ORPHAN MERRY-GO-ROUND
   Her hand slowly pushed across the red and white checkered tablecloth.  When it met his hand her fingers curled around it delicately; like the petals of a wilting flower.  Upon feeling her touch his eyes slid up from his glass to her face as it tried to press a silence over the rest of the restaurant.
   Her lips parted slowly.  "Tell me what you are thinking."  It felt like the question would never come.  It felt like the answer would never come.  In one smooth pantomime he slid his hand from hers and replaced it with a sigh as he leaned back in his chair and glanced into a corner of the room.
   "I was thinking," he replied, "about what it would be like if tonight, instead of going home and going to sleep like I normally would on a particuarly normal day like today, instead of that if I took my pillow and put it at the other end of the bed and slept that way, with my head hanging out into the middle of the room instead of tucked between a wall and a bedside table."
  She slinked back into her chair like he did and looked away.  "What makes you think today is a particuarly normal day?"
   It was a rhetorical question.  She reminded him of someone he knew.  Actually, no, she didn't.  She reminded him of someone he didn't know.  She reminded him of someone he'd never met before in his entire life.  There was something in her face he didn't like and he knew exactly what it was. He stared right between her eyebrows and stared at that spot until he had stared a full three inches into her head.  She hadn't smiled all evening; it was as if he hardly knew her.  She was like a stranger to him.
   "You are like a stranger to me."  He said it out loud.  He cursed himself as he watched her eyes fill with water.  They asked him a silent question.  He opened and closed his mouth then shifted his weight forward, putting both of his elbows on the table and holding his head up by his temples.

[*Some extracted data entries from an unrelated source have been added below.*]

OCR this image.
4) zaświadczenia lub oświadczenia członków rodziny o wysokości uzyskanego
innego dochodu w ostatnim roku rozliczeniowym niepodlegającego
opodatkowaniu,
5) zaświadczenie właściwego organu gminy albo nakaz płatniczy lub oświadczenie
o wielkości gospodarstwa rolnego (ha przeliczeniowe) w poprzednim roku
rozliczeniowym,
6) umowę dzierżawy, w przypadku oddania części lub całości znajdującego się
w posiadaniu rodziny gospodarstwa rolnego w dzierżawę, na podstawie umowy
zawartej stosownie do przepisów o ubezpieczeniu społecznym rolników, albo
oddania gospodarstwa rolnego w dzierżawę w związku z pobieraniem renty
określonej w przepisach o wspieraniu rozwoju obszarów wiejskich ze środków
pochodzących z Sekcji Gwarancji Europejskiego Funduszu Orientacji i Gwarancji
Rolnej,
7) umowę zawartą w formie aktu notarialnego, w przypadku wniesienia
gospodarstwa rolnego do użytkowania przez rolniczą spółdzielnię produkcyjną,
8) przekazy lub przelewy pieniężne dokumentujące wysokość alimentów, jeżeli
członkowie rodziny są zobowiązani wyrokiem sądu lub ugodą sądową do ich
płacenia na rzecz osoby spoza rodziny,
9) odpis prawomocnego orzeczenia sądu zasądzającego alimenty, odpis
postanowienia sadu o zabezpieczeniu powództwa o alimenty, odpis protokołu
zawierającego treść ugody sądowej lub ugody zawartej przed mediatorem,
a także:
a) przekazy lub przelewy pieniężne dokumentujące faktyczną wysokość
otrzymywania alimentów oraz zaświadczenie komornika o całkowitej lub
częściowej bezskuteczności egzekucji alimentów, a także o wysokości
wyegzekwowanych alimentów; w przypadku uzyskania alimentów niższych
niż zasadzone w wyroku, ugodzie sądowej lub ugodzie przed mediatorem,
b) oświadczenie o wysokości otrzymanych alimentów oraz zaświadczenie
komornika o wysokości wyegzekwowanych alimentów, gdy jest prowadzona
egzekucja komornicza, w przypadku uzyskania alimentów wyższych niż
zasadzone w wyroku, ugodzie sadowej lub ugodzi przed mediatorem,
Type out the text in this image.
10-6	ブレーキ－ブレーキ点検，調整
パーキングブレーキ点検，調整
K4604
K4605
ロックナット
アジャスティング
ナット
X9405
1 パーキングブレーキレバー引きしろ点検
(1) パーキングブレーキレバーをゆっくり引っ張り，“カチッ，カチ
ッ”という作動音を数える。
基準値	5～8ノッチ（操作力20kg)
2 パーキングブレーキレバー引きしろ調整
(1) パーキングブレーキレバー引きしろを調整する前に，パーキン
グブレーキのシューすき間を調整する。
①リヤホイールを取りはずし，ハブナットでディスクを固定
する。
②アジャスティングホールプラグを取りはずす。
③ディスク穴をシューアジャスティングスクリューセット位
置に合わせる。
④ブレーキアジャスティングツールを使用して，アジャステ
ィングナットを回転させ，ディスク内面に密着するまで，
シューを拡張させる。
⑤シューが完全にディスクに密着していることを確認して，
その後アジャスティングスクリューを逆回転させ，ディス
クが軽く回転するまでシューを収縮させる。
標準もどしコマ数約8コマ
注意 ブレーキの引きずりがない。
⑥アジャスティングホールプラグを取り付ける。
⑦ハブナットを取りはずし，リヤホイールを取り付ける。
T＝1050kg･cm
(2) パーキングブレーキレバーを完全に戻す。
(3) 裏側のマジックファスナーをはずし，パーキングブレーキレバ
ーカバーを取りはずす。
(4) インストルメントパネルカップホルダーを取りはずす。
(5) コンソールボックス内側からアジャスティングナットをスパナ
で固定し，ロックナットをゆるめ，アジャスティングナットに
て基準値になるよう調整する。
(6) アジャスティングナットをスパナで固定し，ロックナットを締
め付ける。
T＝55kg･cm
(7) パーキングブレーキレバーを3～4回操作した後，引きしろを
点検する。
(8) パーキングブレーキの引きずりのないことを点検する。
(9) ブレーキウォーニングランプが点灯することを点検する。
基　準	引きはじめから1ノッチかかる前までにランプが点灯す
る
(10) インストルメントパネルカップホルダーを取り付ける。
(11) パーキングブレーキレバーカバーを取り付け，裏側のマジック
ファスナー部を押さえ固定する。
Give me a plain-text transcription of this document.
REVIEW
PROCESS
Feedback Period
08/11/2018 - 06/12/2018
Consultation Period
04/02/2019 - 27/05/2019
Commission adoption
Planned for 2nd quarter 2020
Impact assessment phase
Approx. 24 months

   "I'm sorry. That came out wrong.  What I meant to say was..."  What he meant to say was that he had found her.  He had finally found her, his sister.  After all of the searching, after all of the phone calls, after all of the emotions he sacrificed to people who were just potentials, and after all of the years of losing sleep to a wortless feeling he was finally re-united with a sister whom he had never been united with in the first place.  And she was sitting across from him in his favorite restaurant where they were supposed to be catching up on 35 years of not being brother and sister.
   "What I meant to say was that...that I'm not your brother."
   Her lower lip quivered and a large tear gathered up enough courage to roll down her cheek.  "Why?"  She put her face into her hand and sobbed quietly.  "Why are you doing this?"
  He stood up.  "I'm very sorry, please understand, I can't be your brother.  I...I don't know what it is, I just can't.  I'm very sorry."
  She shook her head as she looked up at him.  "But the DNA tests were positive..."
  "Yes I know.  I know."  He pulled at a tuft of his hair.  "No doubt you've been waiting for this day ever since you found out.  So have I.  I've always felt like there was something missing from my life, as if there was constantly a hole where there needed to be something strong.  I figured...I figured that maybe, just maybe, if I filled that hole my entire life would fall into place.  So I waited every free moment that I had for something to come and fix the hole in my life, to fix my life, to fix what was wrong with me."  He waved his hand in the air and his voice cracked.  "You just can't fix it.  I'm sorry.  Please don't call me."
  He looked into her face and saw himself for one last time before he briskly walked out of the restaurant into the cold city night.  His eyes closed and when they opened he was at his house moving his pillow form one end of the bed to the other.  He spent most of the night crying into his hands before falling asleep on the couch.